To the cathedral
It’s that “most wonderful time of the year” when our mood is lifted by cinnamon-scented hot toddies, twinkling fairy lights and merriment every way we turn. Highlights for me include the AILO Christmas Bazaar, held this year on December 7 and 8 at Giacomo Roster’s 19th-century iron-and-glass Tepidarium; the carol service at St. Mark’s English Church on December 17; and, of course, a stroll around the German-inspired market in piazza Santa Croce, on until December 18. The festive season’s busy calendar also features a Christmas fair at The British Institute of Florence on December 2, a charity market at Florida State University’s via de’ Neri campus and Nataleperfile’s charity fair at Palazzo Corsini on December 2-4. For the full line-up of holiday events and more this December, see Jane Farrell’s eclectic Best Events section on pages 15-20.
This month’s cover story could be seen as provocative, but it’s pitch perfect for the challenging times we are living in. Arguably, the big draw this winter for families in search of culturally-driven immersive entertainment is Inside Banksy: Unauthorized Exhibition, which is already wowing the masses at the former church of Santo Spirito al Ponte, now rebaptized as digital arts venue Cattedrale dell’Immagine, a short distance from the Ponte Vecchio. Officially dating back to 1116, legend has it that the place of worship actually existed in Charlemagne’s days, as claimed by a horseshoe nailed to the old door, which the emperor is said to have lost on the way to Rome for his coronation in 800. Following high-impact shows on Dalì, Magritte and Van Gogh, now the medieval chapel has been transformed by Banksy’s street art, which brims with subculture and satire as a call to action for society’s underbelly. The image on our cover is a riff on the pseudonymous British artist’s 2011 work, Forgive Us Our Trespassing, which was originally commissioned by the Museum of Contemporary Art in Los Angeles. Displaying a stained-glass window whose glass panes are covered in graffiti and a boy dressed in street clothes, kneeling, supposedly in prayer, with a paintbrush, it is as if the artist is asking for forgiveness while acknowledging the perplexities of critics who perceive his output as vandalism.
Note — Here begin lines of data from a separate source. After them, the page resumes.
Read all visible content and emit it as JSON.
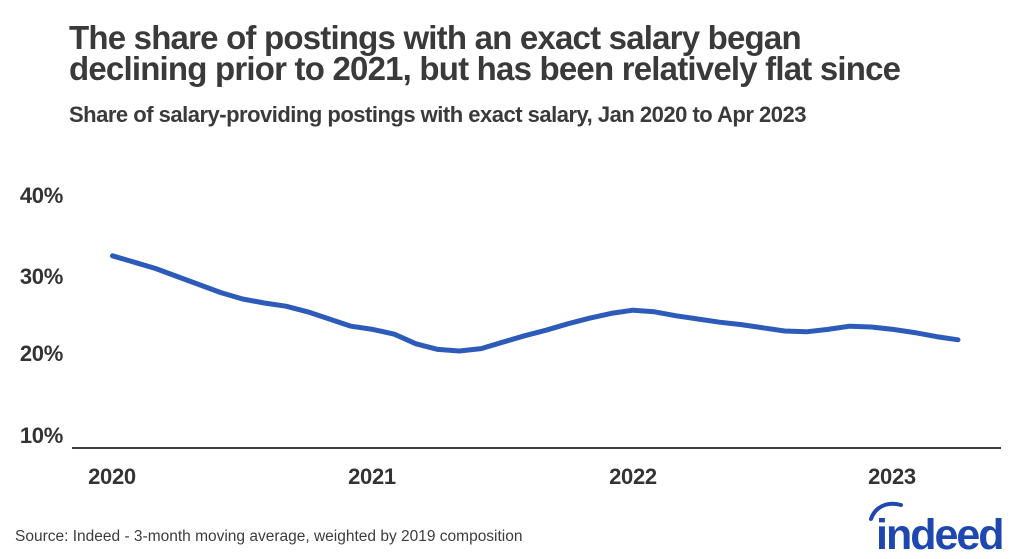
{
  "header": {
    "title_line1": "The share of postings with an exact salary began",
    "title_line2": "declining prior to 2021, but has been relatively flat since",
    "subtitle": "Share of salary-providing postings with exact salary, Jan 2020 to Apr 2023"
  },
  "chart_data": {
    "type": "line",
    "title": "The share of postings with an exact salary began declining prior to 2021, but has been relatively flat since",
    "subtitle": "Share of salary-providing postings with exact salary, Jan 2020 to Apr 2023",
    "series_name": "Share of salary-providing postings with exact salary",
    "unit": "percent",
    "x": [
      "Jan 2020",
      "Feb 2020",
      "Mar 2020",
      "Apr 2020",
      "May 2020",
      "Jun 2020",
      "Jul 2020",
      "Aug 2020",
      "Sep 2020",
      "Oct 2020",
      "Nov 2020",
      "Dec 2020",
      "Jan 2021",
      "Feb 2021",
      "Mar 2021",
      "Apr 2021",
      "May 2021",
      "Jun 2021",
      "Jul 2021",
      "Aug 2021",
      "Sep 2021",
      "Oct 2021",
      "Nov 2021",
      "Dec 2021",
      "Jan 2022",
      "Feb 2022",
      "Mar 2022",
      "Apr 2022",
      "May 2022",
      "Jun 2022",
      "Jul 2022",
      "Aug 2022",
      "Sep 2022",
      "Oct 2022",
      "Nov 2022",
      "Dec 2022",
      "Jan 2023",
      "Feb 2023",
      "Mar 2023",
      "Apr 2023"
    ],
    "values": [
      32.4,
      31.6,
      30.8,
      29.8,
      28.8,
      27.8,
      27.0,
      26.5,
      26.1,
      25.4,
      24.5,
      23.6,
      23.2,
      22.6,
      21.4,
      20.7,
      20.5,
      20.8,
      21.6,
      22.4,
      23.1,
      23.9,
      24.6,
      25.2,
      25.6,
      25.4,
      24.9,
      24.5,
      24.1,
      23.8,
      23.4,
      23.0,
      22.9,
      23.2,
      23.6,
      23.5,
      23.2,
      22.8,
      22.3,
      21.9
    ],
    "y_ticks": [
      "40%",
      "30%",
      "20%",
      "10%"
    ],
    "x_ticks": [
      "2020",
      "2021",
      "2022",
      "2023"
    ],
    "y_axis_range_pct": [
      10,
      40
    ],
    "grid": false,
    "legend": "none",
    "line_color": "#2d5bb9",
    "axis_color": "#3e3e3e"
  },
  "footer": {
    "source": "Source: Indeed - 3-month moving average, weighted by 2019 composition"
  },
  "branding": {
    "logo_text": "indeed",
    "logo_color": "#1f47b0"
  }
}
In short, Banksy, whether you love his art or not, is calling for more understanding, something the world could use by the bucketload this winter and beyond.
One such example of compassion comes from La Compagnia di Babbo Natale, whose 240-plus Santa-hat-wearing members perform countless acts of goodness all year round, from the expatriation of Ukrainian children to participating in the December 7 official Christmas lights switch-on at the Palazzo Vecchio. Read more on page 4. Bergljot Leifsdottir Mensuali tells us about the American International League of Florence’s charitable endeavours on page 20 and we publish a risotto recipe from the Catholic Church’s homeless charity Caritas’ winter cookbook on page 28.
Our interview is with Ross King, the bestselling author of Brunelleschi’s Dome and several other Renaissance-centric books. The Canada-born, Oxford-based writer speaks to art historian Paola Vojnovic about his relationship with Tuscany and what we can all learn from the Renaissance for daily implementation. See pages 8+9. Indeed, this issue has a bookish theme with recommended reads from our friends Icaro Rotunda and Gianluca Romeo at the Paperback Exchange, plus a fascinating look at the travel literature that predated the Baedeker for British tourists by historian Maureen McCue.
Instead of our usual house-made holiday gift guide, we reached out to personal shoppers Jana Soon and Maria Bengtsson for their top gift tips around town from artisans and independent stores. Embrace their expertise on pages 12+13.